Executing a simple query like
Select datetime FROM ticks WHERE symbol='ibm';
returns about 6000 rows, but can take up to 20 seconds to execute. Running the same query again executes almost instantly, suggesting that the results are buffered.
What can I do to make this faster?
I have considered separating the more active symbols into a separate database, or even using a table per symbol. This would almost certainly make the queries faster, but at the expense of having a huge number of tables - there are, including futures and options, some 300,000 symbols. Most of them have little or no data, but all of them have to be accomodated.
I suppose I could have a table with pointers to which table contains the actual data, only having entries for the more active issues which would be stored in separate tables. If a symbol doesn't have an entry in this index, then its data is stored in the main table.
I guess a question that needs to be answered is how many tables is too many tables?
This, by the way is running on Windows XP with a Raid 0 array. Core 2 Duo Processor, 2G ram, and the computer is not doing much other than running this database and collecting data from our service.
These are, by the way, MyISAM tables.
It just seems to me that this should run faster.
Any suggestions?

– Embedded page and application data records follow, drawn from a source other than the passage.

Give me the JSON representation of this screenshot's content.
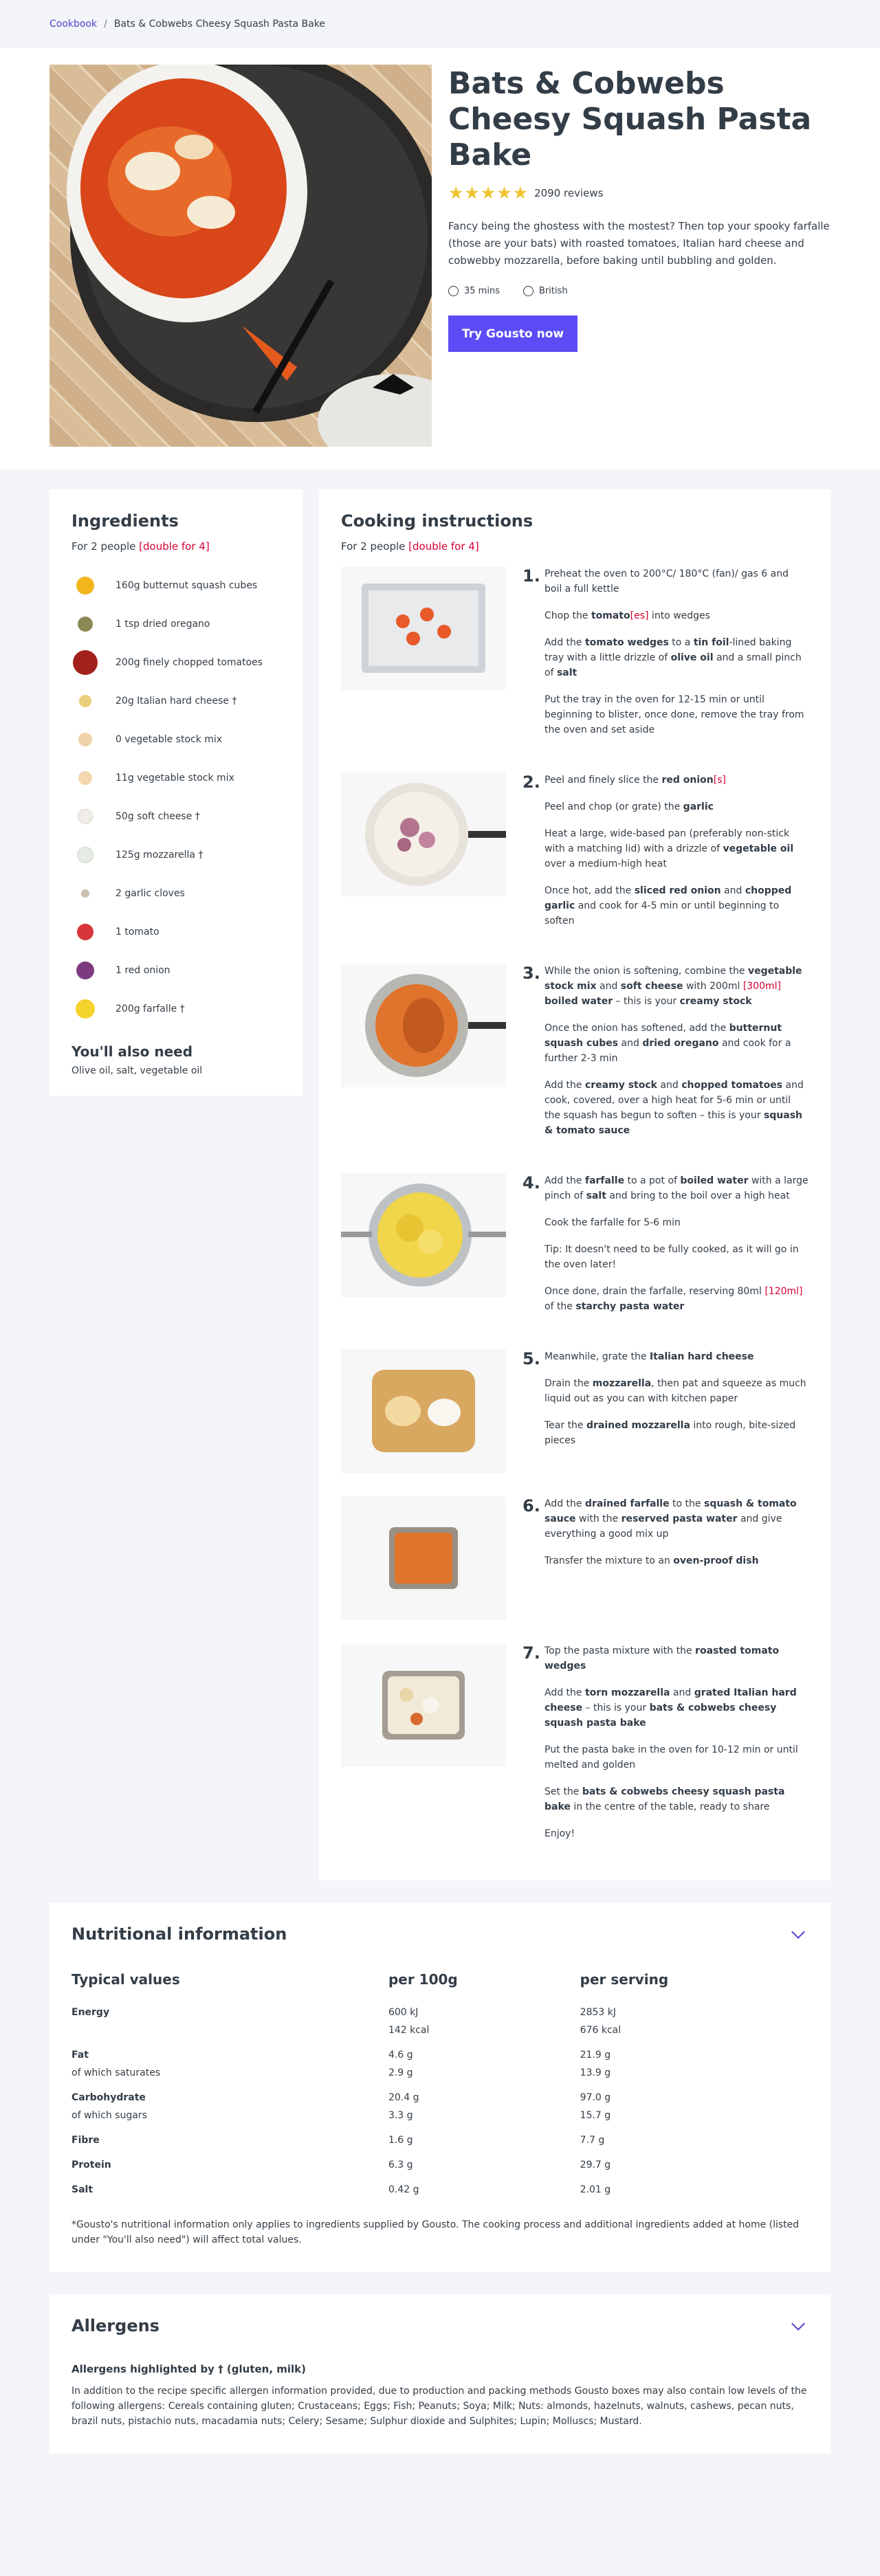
{
  "breadcrumb": {
    "root": "Cookbook",
    "sep": "/",
    "current": "Bats & Cobwebs Cheesy Squash Pasta Bake"
  },
  "recipe": {
    "title": "Bats & Cobwebs Cheesy Squash Pasta Bake",
    "stars": "★★★★★",
    "reviews": "2090 reviews",
    "description": "Fancy being the ghostess with the mostest? Then top your spooky farfalle (those are your bats) with roasted tomatoes, Italian hard cheese and cobwebby mozzarella, before baking until bubbling and golden.",
    "time": "35 mins",
    "cuisine": "British",
    "cta": "Try Gousto now"
  },
  "ingredients": {
    "title": "Ingredients",
    "for": "For 2 people",
    "double": "[double for 4]",
    "items": [
      {
        "label": "160g butternut squash cubes",
        "color": "#f2b51c"
      },
      {
        "label": "1 tsp dried oregano",
        "color": "#8b8a55"
      },
      {
        "label": "200g finely chopped tomatoes",
        "color": "#a3211c"
      },
      {
        "label": "20g Italian hard cheese †",
        "color": "#e9cf7a"
      },
      {
        "label": "0 vegetable stock mix",
        "color": "#efd2a8"
      },
      {
        "label": "11g vegetable stock mix",
        "color": "#f3d7ae"
      },
      {
        "label": "50g soft cheese †",
        "color": "#f0ede6"
      },
      {
        "label": "125g mozzarella †",
        "color": "#e4ebe2"
      },
      {
        "label": "2 garlic cloves",
        "color": "#c9bfae"
      },
      {
        "label": "1 tomato",
        "color": "#d8353a"
      },
      {
        "label": "1 red onion",
        "color": "#7d3a7f"
      },
      {
        "label": "200g farfalle †",
        "color": "#f6d22c"
      }
    ],
    "also_title": "You'll also need",
    "also_text": "Olive oil, salt, vegetable oil"
  },
  "cooking": {
    "title": "Cooking instructions",
    "for": "For 2 people",
    "double": "[double for 4]",
    "steps": [
      {
        "num": "1.",
        "paras": [
          "Preheat the oven to 200°C/ 180°C (fan)/ gas 6 and boil a full kettle",
          "Chop the <b>tomato</b><span class=\"red\">[es]</span> into wedges",
          "Add the <b>tomato wedges</b> to a <b>tin foil</b>-lined baking tray with a little drizzle of <b>olive oil</b> and a small pinch of <b>salt</b>",
          "Put the tray in the oven for 12-15 min or until beginning to blister, once done, remove the tray from the oven and set aside"
        ]
      },
      {
        "num": "2.",
        "paras": [
          "Peel and finely slice the <b>red onion</b><span class=\"red\">[s]</span>",
          "Peel and chop (or grate) the <b>garlic</b>",
          "Heat a large, wide-based pan (preferably non-stick with a matching lid) with a drizzle of <b>vegetable oil</b> over a medium-high heat",
          "Once hot, add the <b>sliced red onion</b> and <b>chopped garlic</b> and cook for 4-5 min or until beginning to soften"
        ]
      },
      {
        "num": "3.",
        "paras": [
          "While the onion is softening, combine the <b>vegetable stock mix</b> and <b>soft cheese</b> with 200ml <span class=\"red\">[300ml]</span> <b>boiled water</b> – this is your <b>creamy stock</b>",
          "Once the onion has softened, add the <b>butternut squash cubes</b> and <b>dried oregano</b> and cook for a further 2-3 min",
          "Add the <b>creamy stock</b> and <b>chopped tomatoes</b> and cook, covered, over a high heat for 5-6 min or until the squash has begun to soften – this is your <b>squash &amp; tomato sauce</b>"
        ]
      },
      {
        "num": "4.",
        "paras": [
          "Add the <b>farfalle</b> to a pot of <b>boiled water</b> with a large pinch of <b>salt</b> and bring to the boil over a high heat",
          "Cook the farfalle for 5-6 min",
          "Tip: It doesn't need to be fully cooked, as it will go in the oven later!",
          "Once done, drain the farfalle, reserving 80ml <span class=\"red\">[120ml]</span> of the <b>starchy pasta water</b>"
        ]
      },
      {
        "num": "5.",
        "paras": [
          "Meanwhile, grate the <b>Italian hard cheese</b>",
          "Drain the <b>mozzarella</b>, then pat and squeeze as much liquid out as you can with kitchen paper",
          "Tear the <b>drained mozzarella</b> into rough, bite-sized pieces"
        ]
      },
      {
        "num": "6.",
        "paras": [
          "Add the <b>drained farfalle</b> to the <b>squash &amp; tomato sauce</b> with the <b>reserved pasta water</b> and give everything a good mix up",
          "Transfer the mixture to an <b>oven-proof dish</b>"
        ]
      },
      {
        "num": "7.",
        "paras": [
          "Top the pasta mixture with the <b>roasted tomato wedges</b>",
          "Add the <b>torn mozzarella</b> and <b>grated Italian hard cheese</b> – this is your <b>bats &amp; cobwebs cheesy squash pasta bake</b>",
          "Put the pasta bake in the oven for 10-12 min or until melted and golden",
          "Set the <b>bats &amp; cobwebs cheesy squash pasta bake</b> in the centre of the table, ready to share",
          "Enjoy!"
        ]
      }
    ]
  },
  "nutrition": {
    "title": "Nutritional information",
    "headers": [
      "Typical values",
      "per 100g",
      "per serving"
    ],
    "rows": [
      {
        "label": "Energy",
        "bold": true,
        "per100": "600 kJ",
        "serving": "2853 kJ"
      },
      {
        "label": "",
        "bold": false,
        "per100": "142 kcal",
        "serving": "676 kcal"
      },
      {
        "label": "Fat",
        "bold": true,
        "per100": "4.6 g",
        "serving": "21.9 g"
      },
      {
        "label": "of which saturates",
        "bold": false,
        "per100": "2.9 g",
        "serving": "13.9 g"
      },
      {
        "label": "Carbohydrate",
        "bold": true,
        "per100": "20.4 g",
        "serving": "97.0 g"
      },
      {
        "label": "of which sugars",
        "bold": false,
        "per100": "3.3 g",
        "serving": "15.7 g"
      },
      {
        "label": "Fibre",
        "bold": true,
        "per100": "1.6 g",
        "serving": "7.7 g"
      },
      {
        "label": "Protein",
        "bold": true,
        "per100": "6.3 g",
        "serving": "29.7 g"
      },
      {
        "label": "Salt",
        "bold": true,
        "per100": "0.42 g",
        "serving": "2.01 g"
      }
    ],
    "note": "*Gousto's nutritional information only applies to ingredients supplied by Gousto. The cooking process and additional ingredients added at home (listed under \"You'll also need\") will affect total values."
  },
  "allergens": {
    "title": "Allergens",
    "highlight": "Allergens highlighted by † (gluten, milk)",
    "text": "In addition to the recipe specific allergen information provided, due to production and packing methods Gousto boxes may also contain low levels of the following allergens: Cereals containing gluten; Crustaceans; Eggs; Fish; Peanuts; Soya; Milk; Nuts: almonds, hazelnuts, walnuts, cashews, pecan nuts, brazil nuts, pistachio nuts, macadamia nuts; Celery; Sesame; Sulphur dioxide and Sulphites; Lupin; Molluscs; Mustard."
  }
}
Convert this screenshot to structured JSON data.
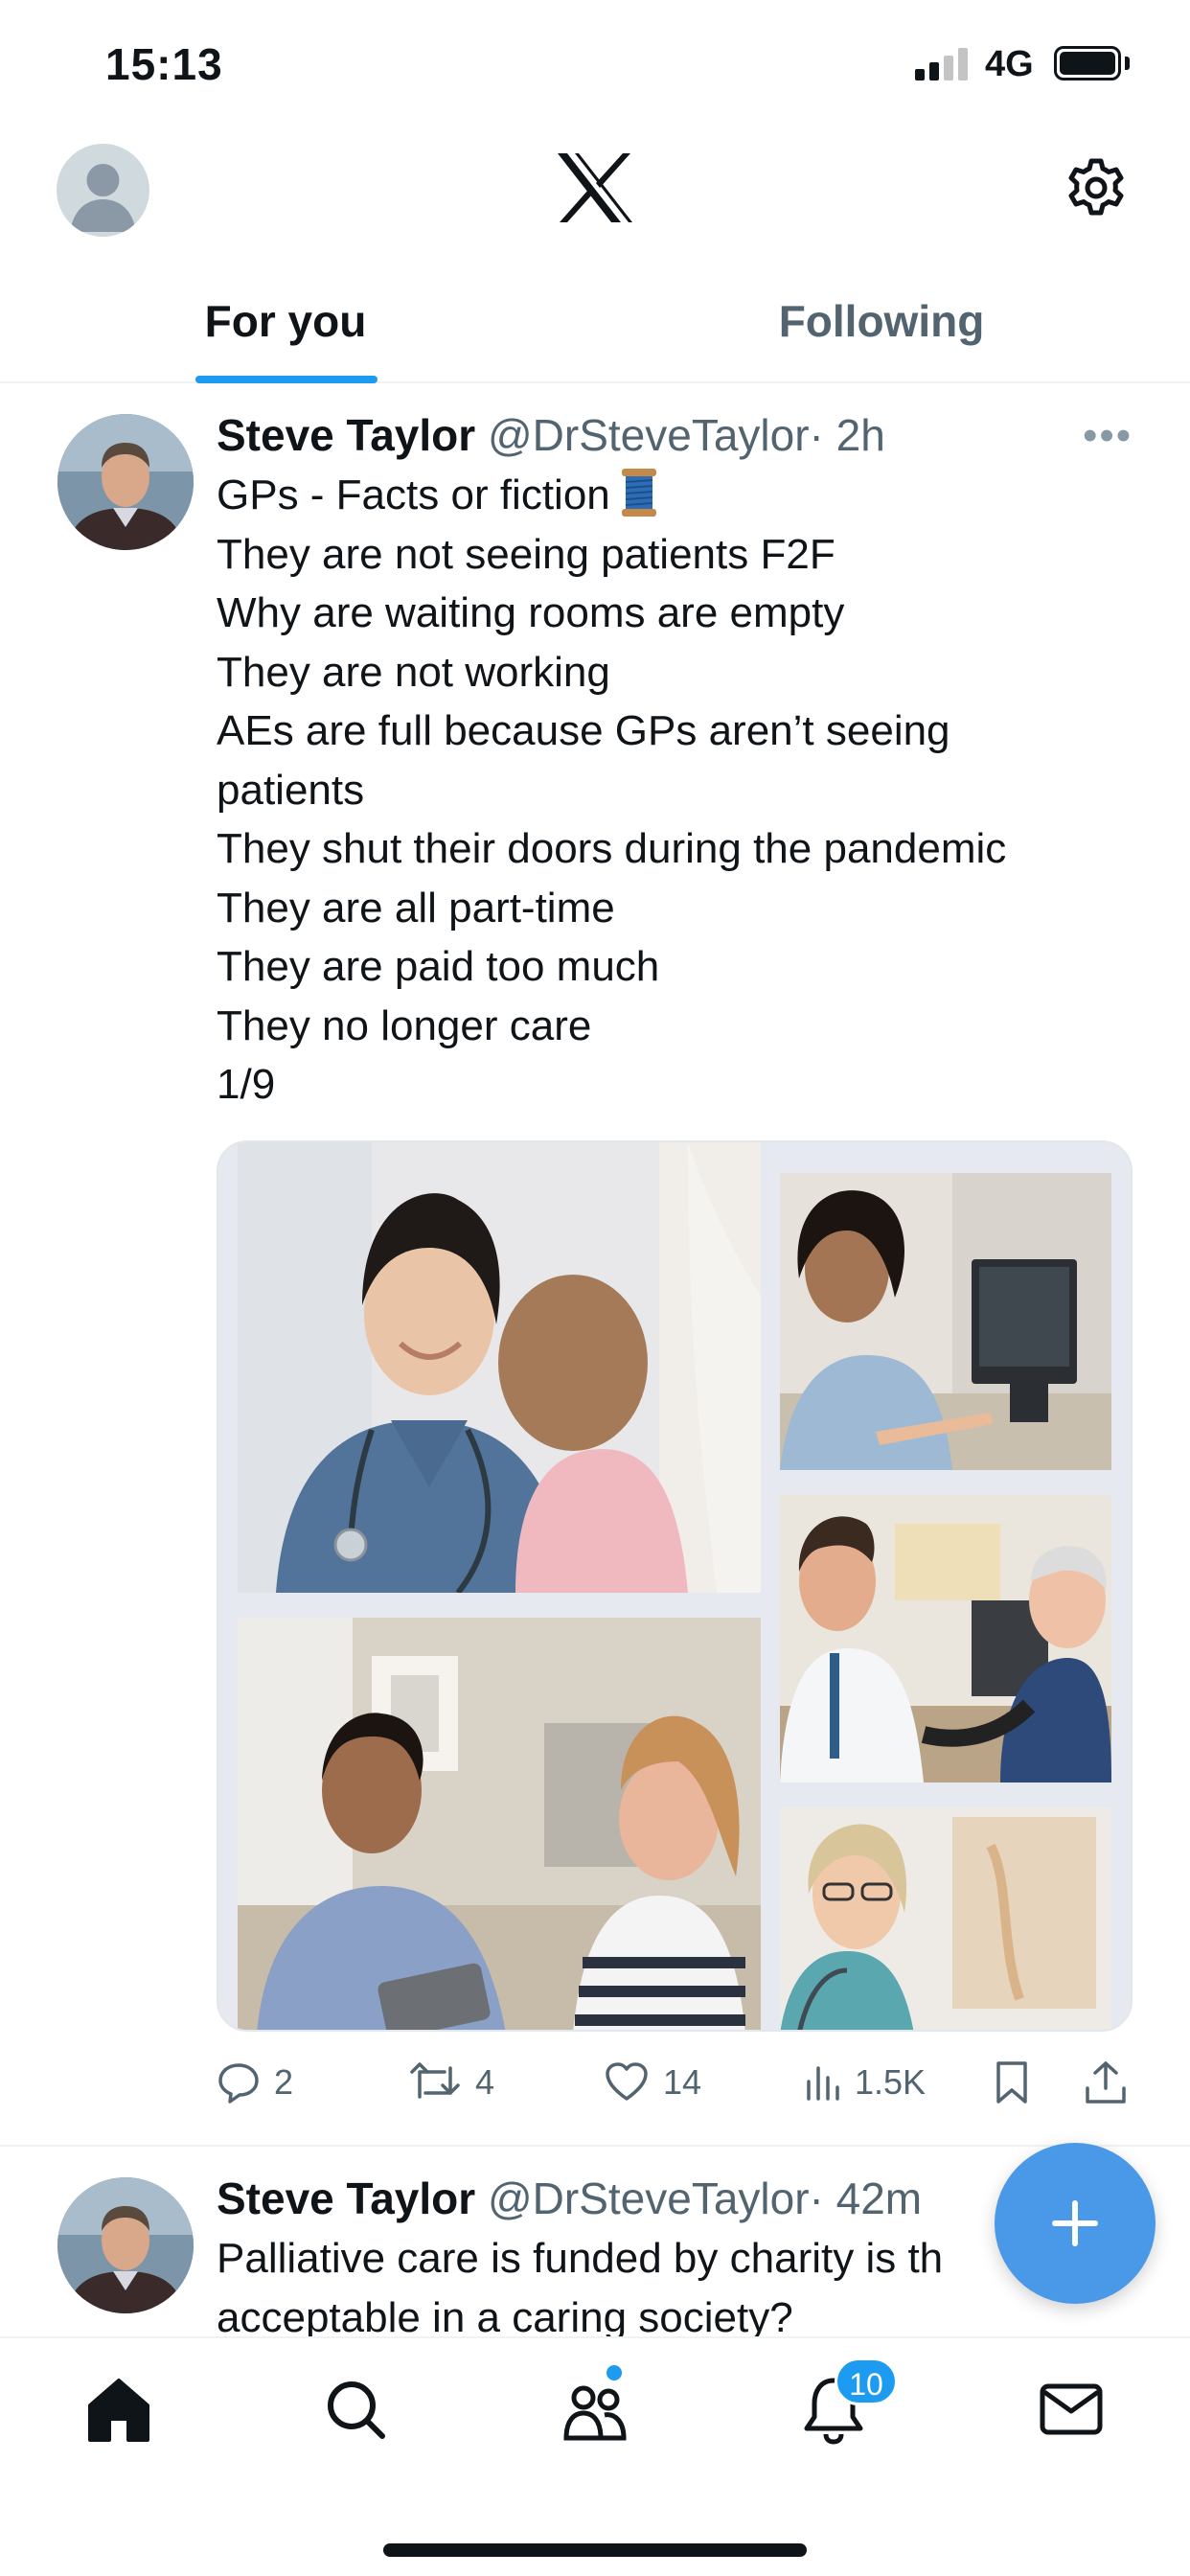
{
  "status_bar": {
    "time": "15:13",
    "network": "4G"
  },
  "header": {
    "tabs": [
      {
        "label": "For you",
        "active": true
      },
      {
        "label": "Following",
        "active": false
      }
    ]
  },
  "tweets": [
    {
      "name": "Steve Taylor",
      "handle": "@DrSteveTaylor",
      "time": "· 2h",
      "lines": [
        "GPs - Facts or fiction",
        "They are not seeing patients F2F",
        "Why are waiting rooms are empty",
        "They are not working",
        "AEs are full because GPs aren’t seeing",
        "patients",
        "They shut their doors during the pandemic",
        "They are all part-time",
        "They are paid too much",
        "They no longer care",
        "1/9"
      ],
      "emoji_icon": "thread-spool-icon",
      "metrics": {
        "replies": "2",
        "reposts": "4",
        "likes": "14",
        "views": "1.5K"
      }
    },
    {
      "name": "Steve Taylor",
      "handle": "@DrSteveTaylor",
      "time": "· 42m",
      "lines": [
        "Palliative care is funded by charity is th",
        "acceptable in a caring society?"
      ]
    }
  ],
  "bottom_nav": {
    "items": [
      "home-icon",
      "search-icon",
      "communities-icon",
      "notifications-icon",
      "messages-icon"
    ],
    "notifications_badge": "10"
  },
  "colors": {
    "accent": "#1d9bf0",
    "text": "#0f1419",
    "secondary": "#536471",
    "fab": "#4a99e9"
  }
}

And, while we're at it, would this work better in MS SQL server?
by: Raynard7Posted on 2007-09-11 at 17:14:29ID: 19873069
Hi,
One of the most important thins is what you are doing with your table as far as queries as well as how you are running your hardware setup.
There is much you can do to optimize a database using your configuration settings to get the most out of it.
When you mention that you have indexes on the symbol then is this a composite index or just that field?
Sometimes you can get better improvement by simply creating a lookup table for each symbol then using their numeric index to do searches, as the indexes work better when they have numeric data to search on.
Also, how regularly are you optimizing your tables and rebuilding your indexes? if you are constantly adding new rows then you can end up with problems as far as having data that is not indexed added to the end of the file and as such this then needs to be trolled through one row at a time.
there is never too many tables but you need to consider what sorts of queries you will be running and how you are going to take these into account, also the method that you are getting your data is important to see if it is feasible to be writing data and splitting it across many tables.
Are all your fields in the table fixed width? if so then you should see much better performance of your indexes.
you also need to consider are you going to be doing date queries? or is this simply for the stock index, you have not mentioned if the datetime field is actually indexed, if not then this would mean that ever single ibm record for example would need to be checked to find the date.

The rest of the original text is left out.